O método científico fora da academia

O biólogo Pedro Ferreira Develey continua fazendo pesquisa ao observar aves

Léo Ramos Chaves / Revista Pesquisa Fapesp

Sou um pesquisador saudosista. Da entrada na graduação, em 1988, até o término do doutorado vivi 16 intensos anos na Universidade de São Paulo [USP]. Apesar dos intervalos entre essas formações, sempre me mantive atuante na vida acadêmica. Construí uma longa e sólida relação com esse espaço de conhecimento. Prova disso é a predileção pela docência, o interesse no compartilhamento de dados e informações – na forma de artigos e/ou palestras –, na supervisão de pesquisas. Sinto falta dessa dinâmica. Na minha atual rotina profissional, há pouco espaço para ela.

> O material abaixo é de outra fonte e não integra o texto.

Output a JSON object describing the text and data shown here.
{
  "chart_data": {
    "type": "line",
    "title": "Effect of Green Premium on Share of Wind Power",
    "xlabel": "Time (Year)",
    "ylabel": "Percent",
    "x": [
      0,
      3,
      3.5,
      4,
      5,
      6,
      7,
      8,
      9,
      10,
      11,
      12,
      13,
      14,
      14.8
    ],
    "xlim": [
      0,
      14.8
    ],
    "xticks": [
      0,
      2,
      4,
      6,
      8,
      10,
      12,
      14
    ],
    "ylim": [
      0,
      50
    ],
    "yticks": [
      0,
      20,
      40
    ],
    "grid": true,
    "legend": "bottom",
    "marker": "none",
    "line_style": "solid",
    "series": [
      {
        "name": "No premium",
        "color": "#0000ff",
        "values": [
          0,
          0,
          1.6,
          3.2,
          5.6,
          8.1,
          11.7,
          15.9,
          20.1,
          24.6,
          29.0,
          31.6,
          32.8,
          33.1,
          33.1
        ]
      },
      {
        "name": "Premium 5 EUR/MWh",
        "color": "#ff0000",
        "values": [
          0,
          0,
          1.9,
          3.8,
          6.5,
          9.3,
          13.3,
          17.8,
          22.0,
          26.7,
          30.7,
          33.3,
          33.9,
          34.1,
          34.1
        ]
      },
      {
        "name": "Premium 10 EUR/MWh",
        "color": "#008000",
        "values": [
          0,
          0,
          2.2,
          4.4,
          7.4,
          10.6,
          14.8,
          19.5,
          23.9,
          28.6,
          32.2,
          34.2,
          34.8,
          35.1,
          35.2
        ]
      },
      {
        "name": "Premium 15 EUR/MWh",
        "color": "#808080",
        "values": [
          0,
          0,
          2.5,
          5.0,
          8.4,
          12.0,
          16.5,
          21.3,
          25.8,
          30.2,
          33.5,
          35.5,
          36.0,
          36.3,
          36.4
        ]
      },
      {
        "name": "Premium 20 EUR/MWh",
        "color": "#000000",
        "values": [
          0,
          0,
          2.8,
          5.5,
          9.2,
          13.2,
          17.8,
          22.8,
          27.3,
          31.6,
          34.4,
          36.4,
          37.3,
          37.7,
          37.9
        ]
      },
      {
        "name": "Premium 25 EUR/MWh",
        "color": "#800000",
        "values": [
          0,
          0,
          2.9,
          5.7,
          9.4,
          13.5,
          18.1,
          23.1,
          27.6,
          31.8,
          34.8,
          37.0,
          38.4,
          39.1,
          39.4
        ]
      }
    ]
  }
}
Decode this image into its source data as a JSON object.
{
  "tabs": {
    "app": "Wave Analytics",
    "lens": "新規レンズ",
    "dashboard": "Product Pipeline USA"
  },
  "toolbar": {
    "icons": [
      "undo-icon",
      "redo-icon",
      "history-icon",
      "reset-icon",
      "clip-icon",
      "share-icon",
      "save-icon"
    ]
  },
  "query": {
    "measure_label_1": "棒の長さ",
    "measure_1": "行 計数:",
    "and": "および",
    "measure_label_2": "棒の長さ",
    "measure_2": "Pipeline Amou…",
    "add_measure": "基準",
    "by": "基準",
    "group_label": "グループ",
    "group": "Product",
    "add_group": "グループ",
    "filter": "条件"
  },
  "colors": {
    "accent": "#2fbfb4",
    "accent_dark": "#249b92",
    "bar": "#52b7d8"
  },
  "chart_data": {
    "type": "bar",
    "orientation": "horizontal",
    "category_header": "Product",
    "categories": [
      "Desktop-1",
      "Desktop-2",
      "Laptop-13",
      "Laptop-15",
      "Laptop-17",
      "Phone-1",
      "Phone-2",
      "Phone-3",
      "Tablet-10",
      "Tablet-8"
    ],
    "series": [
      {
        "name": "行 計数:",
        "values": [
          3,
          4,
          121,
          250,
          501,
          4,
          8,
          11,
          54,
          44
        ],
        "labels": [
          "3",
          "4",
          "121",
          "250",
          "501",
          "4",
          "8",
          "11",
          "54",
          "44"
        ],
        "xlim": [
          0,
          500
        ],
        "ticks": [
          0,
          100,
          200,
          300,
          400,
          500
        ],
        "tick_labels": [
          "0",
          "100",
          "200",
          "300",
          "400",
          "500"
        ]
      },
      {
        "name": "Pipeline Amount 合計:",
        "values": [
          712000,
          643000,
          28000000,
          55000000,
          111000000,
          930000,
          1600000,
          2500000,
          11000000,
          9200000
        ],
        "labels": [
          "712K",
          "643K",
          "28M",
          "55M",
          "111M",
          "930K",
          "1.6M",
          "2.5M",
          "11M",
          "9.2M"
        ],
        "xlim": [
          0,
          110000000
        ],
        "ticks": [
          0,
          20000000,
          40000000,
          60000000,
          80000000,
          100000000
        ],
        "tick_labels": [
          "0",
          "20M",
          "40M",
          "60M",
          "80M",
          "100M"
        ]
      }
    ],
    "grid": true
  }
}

Há 18 anos à frente da Sociedade para a Conservação das Aves do Brasil, o fazer acadêmico está mais distante. Como diretor-executivo da Save Brasil, uma organização não governamental, sou responsável pela gestão de quase 40 pessoas, pela captação de recursos para projetos de conservação ambiental e por seu controle financeiro-administrativo. Mas tenho clareza de que só tem sido possível dirigir esse braço da BirdLife International, a aliança global de organizações da qual a Save faz parte, porque assimilei o método científico durante minha trajetória universitária.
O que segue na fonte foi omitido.